En conclusion, le rapport de la Cour des comptes recommande de :

- clarifier et simplifier les structures de l'administration centrale en réduisant le nombre des services, bureaux et secrétariats ;

- rassembler l'ensemble de la fonction juridique du ministère sous une autorité unique rattachée au ministre ;

- doter le ministère des moyens administratifs et humains afin de rassembler, analyser et évaluer les résultats obtenus dans la mise en oeuvre des politiques publiques outre-mer ;

- créer au sein du ministère une véritable administration de mission capable d'exercer une coordination interministérielle et d'assurer le suivi de l'ensemble des dépenses de l'Etat outre-mer.
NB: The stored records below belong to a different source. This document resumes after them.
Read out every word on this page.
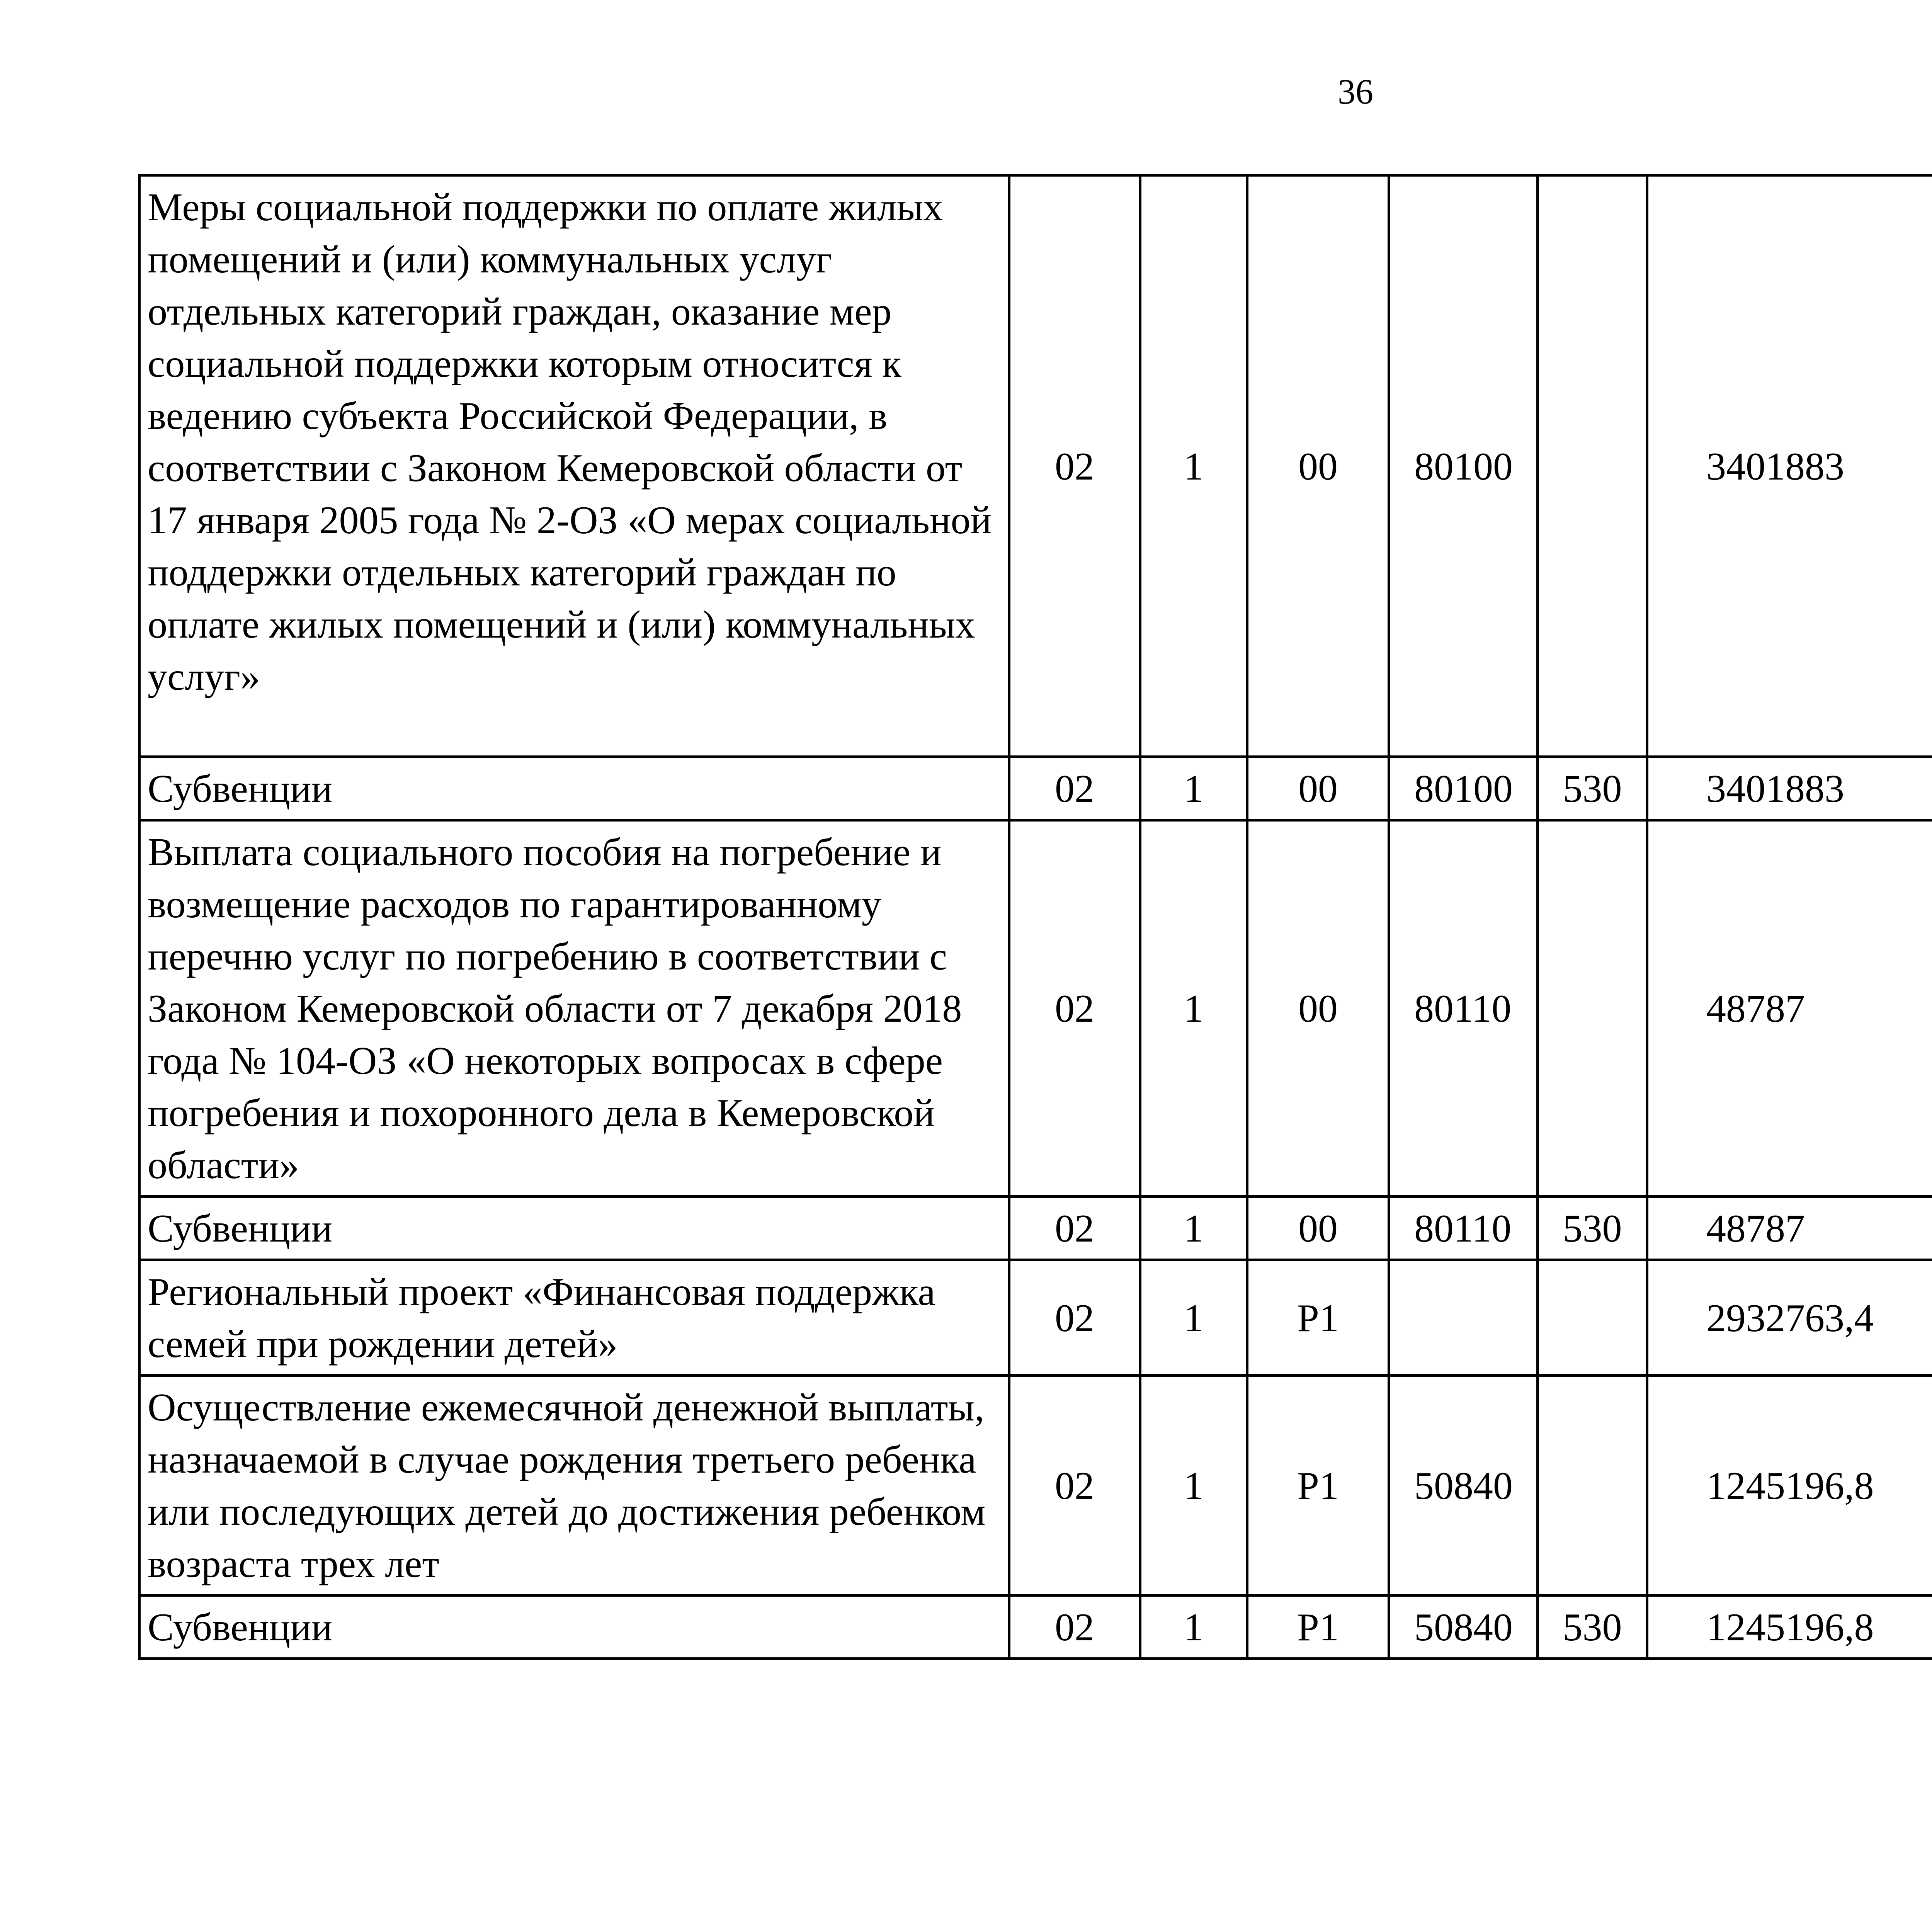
36
Меры социальной поддержки по оплате жилых помещений и (или) коммунальных услуг отдельных категорий граждан, оказание мер социальной поддержки которым относится к ведению субъекта Российской Федерации, в соответствии с Законом Кемеровской области от 17 января 2005 года № 2-ОЗ «О мерах социальной поддержки отдельных категорий граждан по оплате жилых помещений и (или) коммунальных услуг»	02	1	00	80100		3401883		
Субвенции	02	1	00	80100	530	3401883		
Выплата социального пособия на погребение и возмещение расходов по гарантированному перечню услуг по погребению в соответствии с Законом Кемеровской области от 7 декабря 2018 года № 104-ОЗ «О некоторых вопросах в сфере погребения и похоронного дела в Кемеровской области»	02	1	00	80110		48787		
Субвенции	02	1	00	80110	530	48787		
Региональный проект «Финансовая поддержка семей при рождении детей»	02	1	Р1			2932763,4		
Осуществление ежемесячной денежной выплаты, назначаемой в случае рождения третьего ребенка или последующих детей до достижения ребенком возраста трех лет	02	1	Р1	50840		1245196,8		
Субвенции	02	1	Р1	50840	530	1245196,8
2. Le rapport de la mission d'audit de modernisation sur le dispositif de suivi et de pilotage de la dépense de l'Etat outre-mer

Publié en février 2007 sous l'égide de la direction générale de la modernisation de l'Etat du ministère du budget, des comptes publics et de la fonction publique, le rapport de la mission d'audit de modernisation sur le dispositif de suivi et de pilotage de la dépense de l'Etat outre-mer visait à conseiller le ministère de l'outre-mer - désormais secrétariat d'Etat - en vue de la mise en place d'un dispositif permanent et exhaustif de suivi et de pilotage des politiques publiques de l'Etat outre-mer, sous l'angle financier comme sous l'angle de la performance. Le rapport estime que les enjeux de ce projet sont politiques et techniques : il s'agit d'une part d'améliorer la faculté du ministère de peser sur les décisions, il s'agit d'autre part d'organiser la collecte et la valorisation de données jusqu'à présent éparses.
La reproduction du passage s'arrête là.